Dalla porta esce, accompagnato dall’esercente, un vecchio traballante, vestito di marrone.
Zoppica, e cammina soppesando molto bene ogni passo, mugugnando qualcosa fra sé e sé, pur con aria bonaria. Scendo ed apro la portiera, e lui ringrazia già nonostante sia ancora a qualche passo di distanza.
Appena mi arriva a fianco, comincia a delinearsi il contorno di questo soggetto. Puzza di vecchio, e non sarebbe una novità. Ma qualcosa mi inquieta.
È leggermente curvo, ha una carnagione piuttosto chiara, ed i capelli sono portati all’indietro, disordinati, unti, e quel che è peggio tinti di nero in maniera grossolana.
Gli abiti sono sul marrone spento, ma temo sia un colore risultante dalla scarsa igiene: l’odore si conferma agghiacciante e peggiore del previsto.
Sa di scalmito, in modo ripugnante, un fetore umido di piscio leggero, muschiato, e la nota ammoniacale lo rende molto pungente, impossibile da ignorare. Inoltre è forte, e col calore di fine primavera riempie il pur spazioso abitacolo ceco in men che non si dica.
Ha le unghie lunghe, verdi, marce.
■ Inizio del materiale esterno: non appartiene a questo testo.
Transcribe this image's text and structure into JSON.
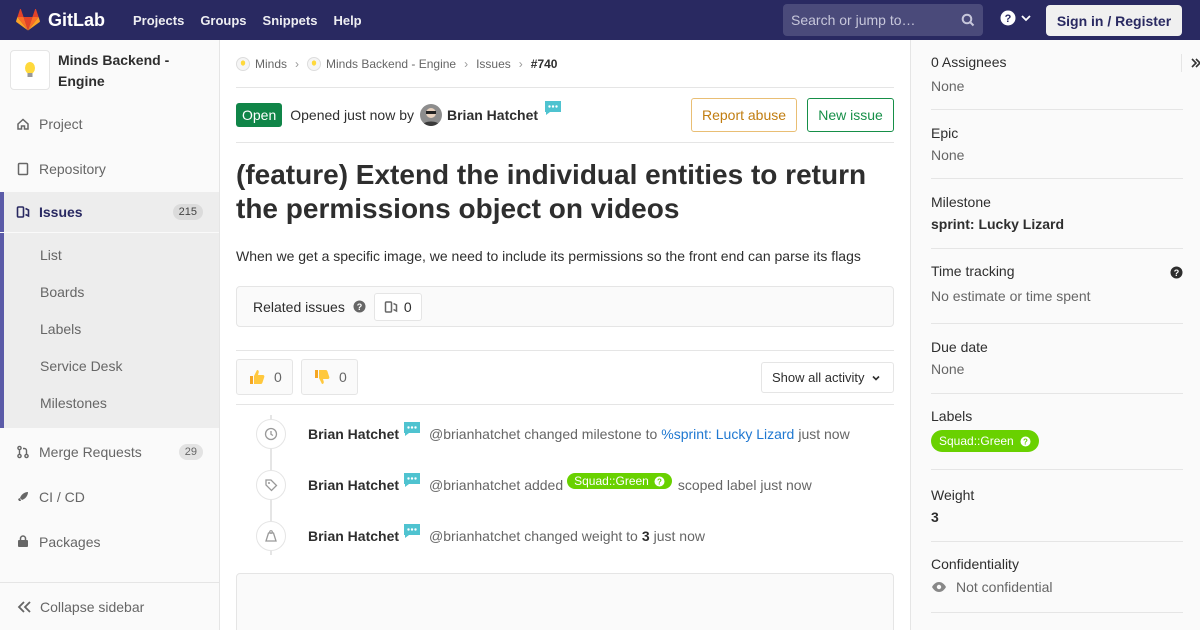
{
  "navbar": {
    "brand": "GitLab",
    "links": [
      "Projects",
      "Groups",
      "Snippets",
      "Help"
    ],
    "search_placeholder": "Search or jump to…",
    "signin": "Sign in / Register"
  },
  "sidebar": {
    "project_name": "Minds Backend - Engine",
    "items": [
      {
        "label": "Project",
        "icon": "home-icon"
      },
      {
        "label": "Repository",
        "icon": "doc-icon"
      },
      {
        "label": "Issues",
        "icon": "issues-icon",
        "count": "215"
      },
      {
        "label": "Merge Requests",
        "icon": "merge-icon",
        "count": "29"
      },
      {
        "label": "CI / CD",
        "icon": "rocket-icon"
      },
      {
        "label": "Packages",
        "icon": "package-icon"
      }
    ],
    "sub_items": [
      "List",
      "Boards",
      "Labels",
      "Service Desk",
      "Milestones"
    ],
    "collapse_label": "Collapse sidebar"
  },
  "breadcrumbs": [
    "Minds",
    "Minds Backend - Engine",
    "Issues",
    "#740"
  ],
  "issue": {
    "status": "Open",
    "opened_text": "Opened just now by",
    "author": "Brian Hatchet",
    "report_abuse": "Report abuse",
    "new_issue": "New issue",
    "title": "(feature) Extend the individual entities to return the permissions object on videos",
    "description": "When we get a specific image, we need to include its permissions so the front end can parse its flags",
    "related_label": "Related issues",
    "related_count": "0",
    "thumbs_up": "0",
    "thumbs_down": "0",
    "activity_filter": "Show all activity"
  },
  "notes": [
    {
      "author": "Brian Hatchet",
      "text_before": "@brianhatchet changed milestone to",
      "link": "%sprint: Lucky Lizard",
      "text_after": "just now",
      "icon": "clock-icon"
    },
    {
      "author": "Brian Hatchet",
      "text_before": "@brianhatchet added",
      "label": "Squad::Green",
      "text_after": "scoped label just now",
      "icon": "tag-icon"
    },
    {
      "author": "Brian Hatchet",
      "text_before": "@brianhatchet changed weight to",
      "value": "3",
      "text_after": "just now",
      "icon": "weight-icon"
    }
  ],
  "right_sidebar": {
    "assignees_title": "0 Assignees",
    "assignees_value": "None",
    "epic_title": "Epic",
    "epic_value": "None",
    "milestone_title": "Milestone",
    "milestone_value": "sprint: Lucky Lizard",
    "time_title": "Time tracking",
    "time_value": "No estimate or time spent",
    "due_title": "Due date",
    "due_value": "None",
    "labels_title": "Labels",
    "label_value": "Squad::Green",
    "weight_title": "Weight",
    "weight_value": "3",
    "conf_title": "Confidentiality",
    "conf_value": "Not confidential"
  },
  "colors": {
    "navbar": "#292961",
    "open_badge": "#108548",
    "label_green": "#69d100",
    "link": "#1f78d1"
  }
}
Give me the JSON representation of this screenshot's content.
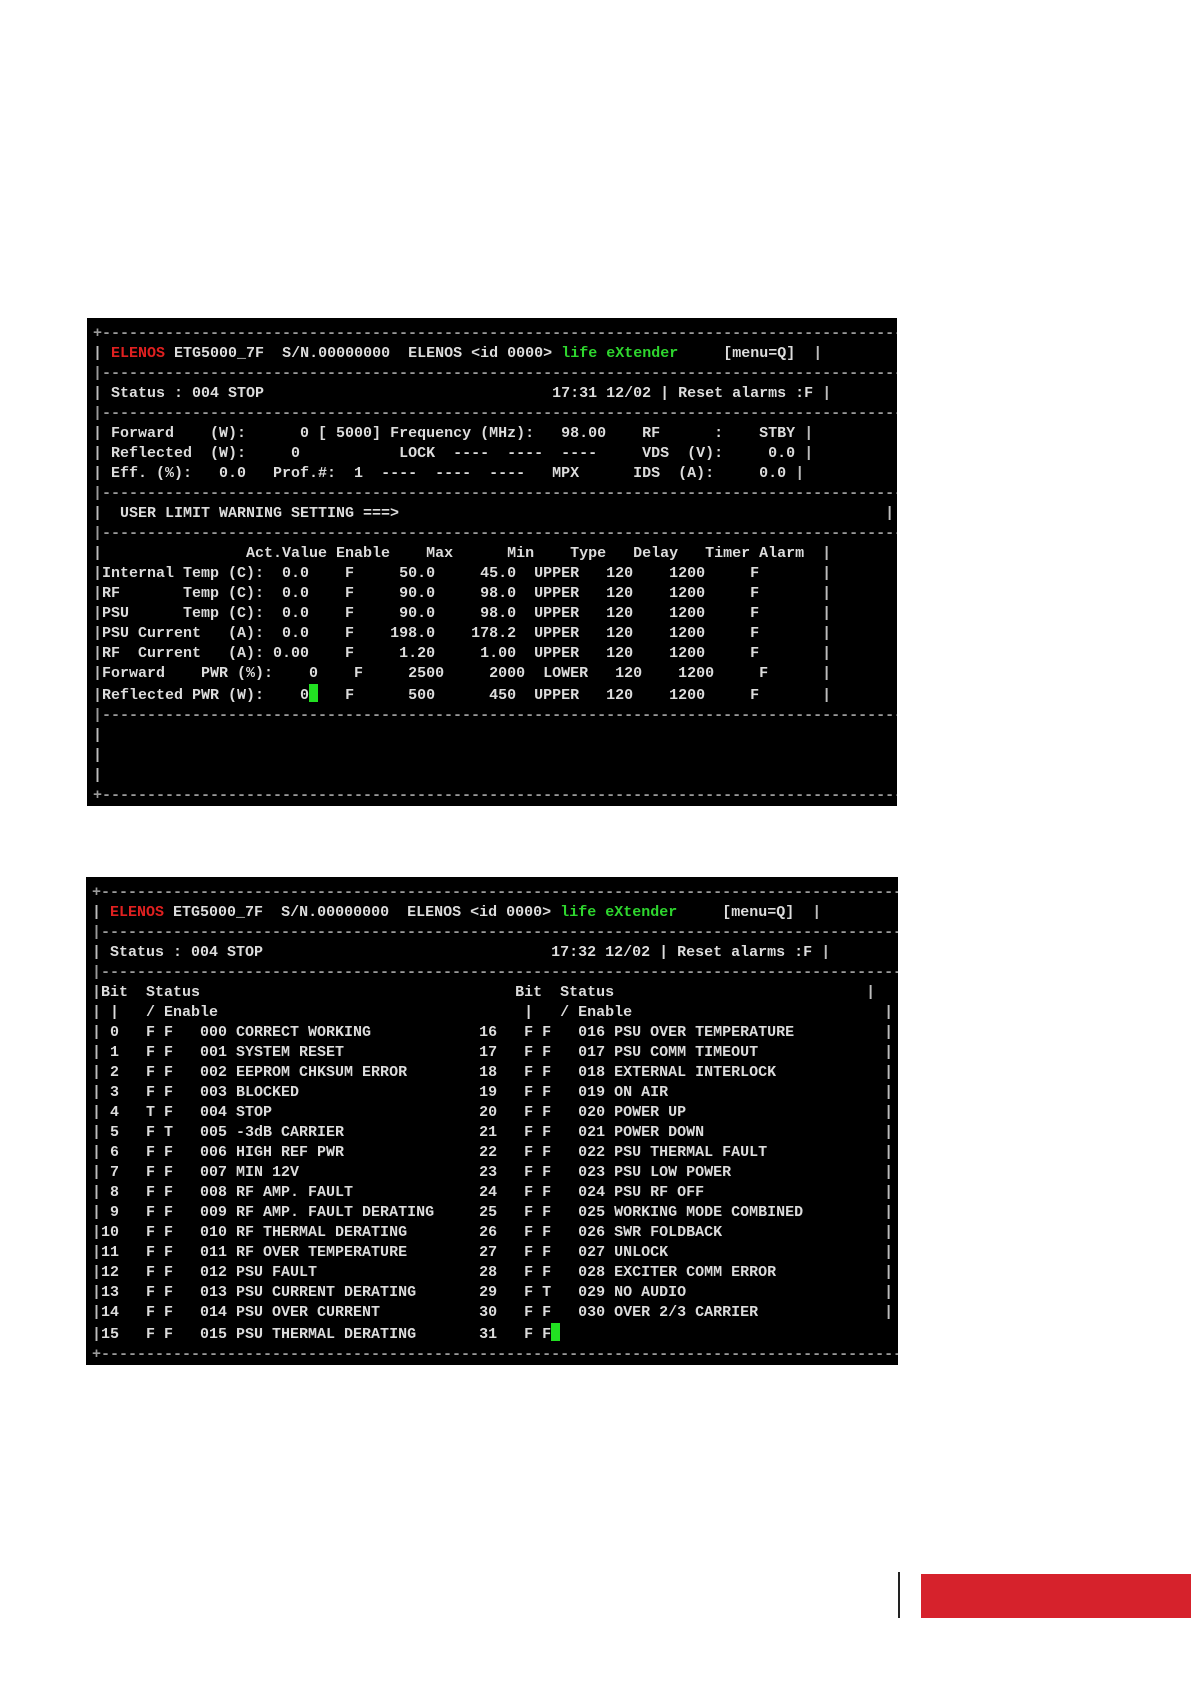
{
  "screen1": {
    "header": {
      "brand": "ELENOS",
      "model": "ETG5000_7F",
      "serial": "S/N.00000000",
      "maker": "ELENOS",
      "id": "<id 0000>",
      "slogan": "life eXtender",
      "menu": "[menu=Q]"
    },
    "status": {
      "label": "Status : 004 STOP",
      "time": "17:31 12/02",
      "reset": "Reset alarms :F"
    },
    "measures": [
      {
        "left": "Forward    (W):      0 [ 5000]",
        "mid": "Frequency (MHz):   98.00",
        "right": "RF      :    STBY"
      },
      {
        "left": "Reflected  (W):     0",
        "mid": "LOCK  ----  ----  ----",
        "right": "VDS  (V):     0.0"
      },
      {
        "left": "Eff. (%):   0.0   Prof.#:  1",
        "mid": "----  ----  ----   MPX",
        "right": "IDS  (A):     0.0"
      }
    ],
    "warning_title": "USER LIMIT WARNING SETTING ===>",
    "table_header": "                Act.Value Enable    Max      Min    Type   Delay   Timer Alarm",
    "rows": [
      "Internal Temp (C):  0.0    F     50.0     45.0  UPPER   120    1200     F",
      "RF       Temp (C):  0.0    F     90.0     98.0  UPPER   120    1200     F",
      "PSU      Temp (C):  0.0    F     90.0     98.0  UPPER   120    1200     F",
      "PSU Current   (A):  0.0    F    198.0    178.2  UPPER   120    1200     F",
      "RF  Current   (A): 0.00    F     1.20     1.00  UPPER   120    1200     F",
      "Forward    PWR (%):    0    F     2500     2000  LOWER   120    1200     F"
    ],
    "last_row_left": "Reflected PWR (W):    0",
    "last_row_right": "F      500      450  UPPER   120    1200     F"
  },
  "screen2": {
    "header": {
      "brand": "ELENOS",
      "model": "ETG5000_7F",
      "serial": "S/N.00000000",
      "maker": "ELENOS",
      "id": "<id 0000>",
      "slogan": "life eXtender",
      "menu": "[menu=Q]"
    },
    "status": {
      "label": "Status : 004 STOP",
      "time": "17:32 12/02",
      "reset": "Reset alarms :F"
    },
    "col_header1": "Bit  Status                                   Bit  Status",
    "col_header2": " |   / Enable                                  |   / Enable",
    "rows": [
      " 0   F F   000 CORRECT WORKING            16   F F   016 PSU OVER TEMPERATURE",
      " 1   F F   001 SYSTEM RESET               17   F F   017 PSU COMM TIMEOUT",
      " 2   F F   002 EEPROM CHKSUM ERROR        18   F F   018 EXTERNAL INTERLOCK",
      " 3   F F   003 BLOCKED                    19   F F   019 ON AIR",
      " 4   T F   004 STOP                       20   F F   020 POWER UP",
      " 5   F T   005 -3dB CARRIER               21   F F   021 POWER DOWN",
      " 6   F F   006 HIGH REF PWR               22   F F   022 PSU THERMAL FAULT",
      " 7   F F   007 MIN 12V                    23   F F   023 PSU LOW POWER",
      " 8   F F   008 RF AMP. FAULT              24   F F   024 PSU RF OFF",
      " 9   F F   009 RF AMP. FAULT DERATING     25   F F   025 WORKING MODE COMBINED",
      "10   F F   010 RF THERMAL DERATING        26   F F   026 SWR FOLDBACK",
      "11   F F   011 RF OVER TEMPERATURE        27   F F   027 UNLOCK",
      "12   F F   012 PSU FAULT                  28   F F   028 EXCITER COMM ERROR",
      "13   F F   013 PSU CURRENT DERATING       29   F T   029 NO AUDIO",
      "14   F F   014 PSU OVER CURRENT           30   F F   030 OVER 2/3 CARRIER"
    ],
    "last_row": "15   F F   015 PSU THERMAL DERATING       31   F F"
  }
}
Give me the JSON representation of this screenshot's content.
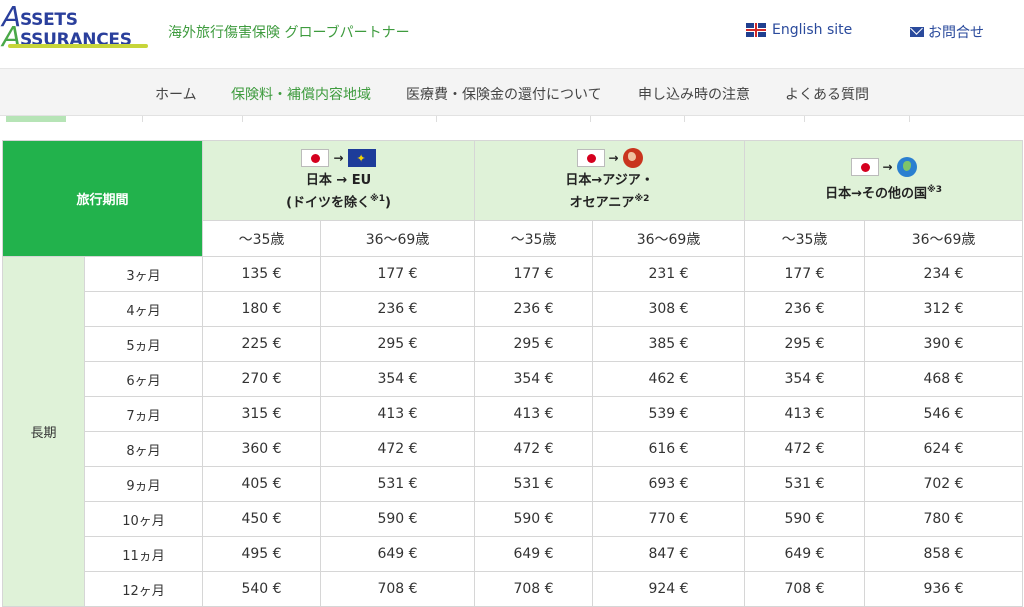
{
  "header": {
    "logo_line1": "SSETS",
    "logo_line2": "SSURANCES",
    "logo_big1": "A",
    "logo_big2": "A",
    "tagline": "海外旅行傷害保険 グローブパートナー",
    "english_link": "English site",
    "contact_link": "お問合せ"
  },
  "nav": {
    "items": [
      {
        "label": "ホーム",
        "active": false
      },
      {
        "label": "保険料・補償内容地域",
        "active": true
      },
      {
        "label": "医療費・保険金の還付について",
        "active": false
      },
      {
        "label": "申し込み時の注意",
        "active": false
      },
      {
        "label": "よくある質問",
        "active": false
      }
    ]
  },
  "table": {
    "period_header": "旅行期間",
    "destinations": [
      {
        "line1": "日本 → EU",
        "line2": "(ドイツを除く",
        "note": "※1",
        "line2_end": ")",
        "icon": "eu-flag-icon"
      },
      {
        "line1": "日本→アジア・",
        "line2": "オセアニア",
        "note": "※2",
        "line2_end": "",
        "icon": "globe-asia-icon"
      },
      {
        "line1": "日本→その他の国",
        "line2": "",
        "note": "※3",
        "line2_end": "",
        "icon": "globe-world-icon"
      }
    ],
    "arrow": "→",
    "age_groups": [
      "〜35歳",
      "36〜69歳",
      "〜35歳",
      "36〜69歳",
      "〜35歳",
      "36〜69歳"
    ],
    "category": "長期",
    "rows": [
      {
        "month": "3ヶ月",
        "prices": [
          "135 €",
          "177 €",
          "177 €",
          "231 €",
          "177 €",
          "234 €"
        ]
      },
      {
        "month": "4ヶ月",
        "prices": [
          "180 €",
          "236 €",
          "236 €",
          "308 €",
          "236 €",
          "312 €"
        ]
      },
      {
        "month": "5ヵ月",
        "prices": [
          "225 €",
          "295 €",
          "295 €",
          "385 €",
          "295 €",
          "390 €"
        ]
      },
      {
        "month": "6ヶ月",
        "prices": [
          "270 €",
          "354 €",
          "354 €",
          "462 €",
          "354 €",
          "468 €"
        ]
      },
      {
        "month": "7ヵ月",
        "prices": [
          "315 €",
          "413 €",
          "413 €",
          "539 €",
          "413 €",
          "546 €"
        ]
      },
      {
        "month": "8ヶ月",
        "prices": [
          "360 €",
          "472 €",
          "472 €",
          "616 €",
          "472 €",
          "624 €"
        ]
      },
      {
        "month": "9ヵ月",
        "prices": [
          "405 €",
          "531 €",
          "531 €",
          "693 €",
          "531 €",
          "702 €"
        ]
      },
      {
        "month": "10ヶ月",
        "prices": [
          "450 €",
          "590 €",
          "590 €",
          "770 €",
          "590 €",
          "780 €"
        ]
      },
      {
        "month": "11ヵ月",
        "prices": [
          "495 €",
          "649 €",
          "649 €",
          "847 €",
          "649 €",
          "858 €"
        ]
      },
      {
        "month": "12ヶ月",
        "prices": [
          "540 €",
          "708 €",
          "708 €",
          "924 €",
          "708 €",
          "936 €"
        ]
      }
    ]
  },
  "colors": {
    "brand_green": "#3e9b3e",
    "header_green": "#22b24c",
    "light_green": "#dff2d8",
    "link_blue": "#2a4a9c"
  }
}
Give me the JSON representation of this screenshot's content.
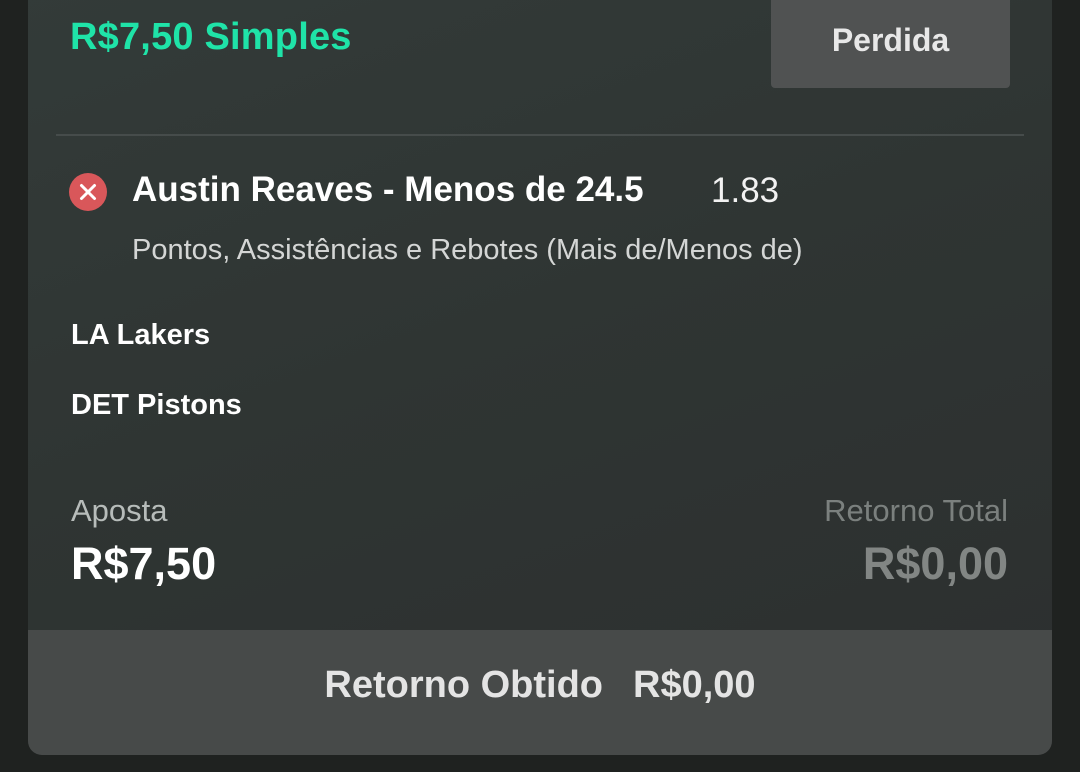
{
  "bet": {
    "title": "R$7,50 Simples",
    "status": "Perdida"
  },
  "selection": {
    "result_icon": "close-icon",
    "name": "Austin Reaves - Menos de 24.5",
    "odds": "1.83",
    "market": "Pontos, Assistências e Rebotes (Mais de/Menos de)"
  },
  "teams": [
    "LA Lakers",
    "DET Pistons"
  ],
  "stake": {
    "label": "Aposta",
    "value": "R$7,50"
  },
  "total_return": {
    "label": "Retorno Total",
    "value": "R$0,00"
  },
  "footer": {
    "label": "Retorno Obtido",
    "value": "R$0,00"
  },
  "colors": {
    "accent": "#1fe3a8",
    "lost": "#d9575a"
  }
}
Le mani sono affette da quella che sembrerebbe una artrite non troppo avanzata, e la barba è di un paio di giorni.
Ha una sportina contenente alcuni tetra di succo di frutta, che custodisce gelosamente.
Chiudo gli occhi e stringo il volante cercando di trattenere un conato, e domando dove mai debba andare.
È nuovo di queste contrade.
“Ah, cosa vuole che le dica, son rimasto a piedi con la macchina. Ho fatto il pieno di gas, mo la benzina non l’ho fatta, e adesso non parte. Lei mi accompagna al distributore, io prendo una latta di benzina, pagando, s’intende, e poi mi riporta alla macchina, che proviamo a farla partire. Ohi ohi ohi, venir vecchi!!!”
Su questa leggera nota di autocommiserazione parto, accecato dal pathos e dall’olezzo, che nel frattempo mi aveva già fatto marcire il naso.
Al distributore, mezzo chilometro più avanti, su una via giardini piena di assatanati pendolari, si fa gabbare spendendo un piccola fortuna per una tanica in plastica, con cinque litri di verde dentro.
“Dove la porto, dunque”, chiedo, sperando che la mia agonia olfattiva sia all’atto finale, ma la riposta è quantomai opposta ai miei desideri: “eh, adesso facciamo via giardini, che vediamo dove l’ho mollata, non ricordo”.
Quando un over 80 non ricorda, in genere non ricorda davvero.
Questo significa percorrere una delle strade più caotiche della città ai 20 orari, cercando un veicolo che potrebbe essere ovunque, dato che nonostante i tentativi di ricostruzione il vuoto sembra totale.
Già, la macchina, che macchina avrà?
“Eh, una Fiat.”
“Ma che modello?”
“Ah, dio, non mi ricordo, un vecchia, avrà quindici o venti anni, degli anni settanta (?), è una familiare, ma non proprio familiare…”
“Ma il colore?…”
“Chiara, col portapacchi”.

Perfetto.

Inizia un girovagare per chilometri e chilometri, col vecchiarello attaccato al finestrino come un bambino per la prima volta in vacanza coi genitori. Risultati: nessuno.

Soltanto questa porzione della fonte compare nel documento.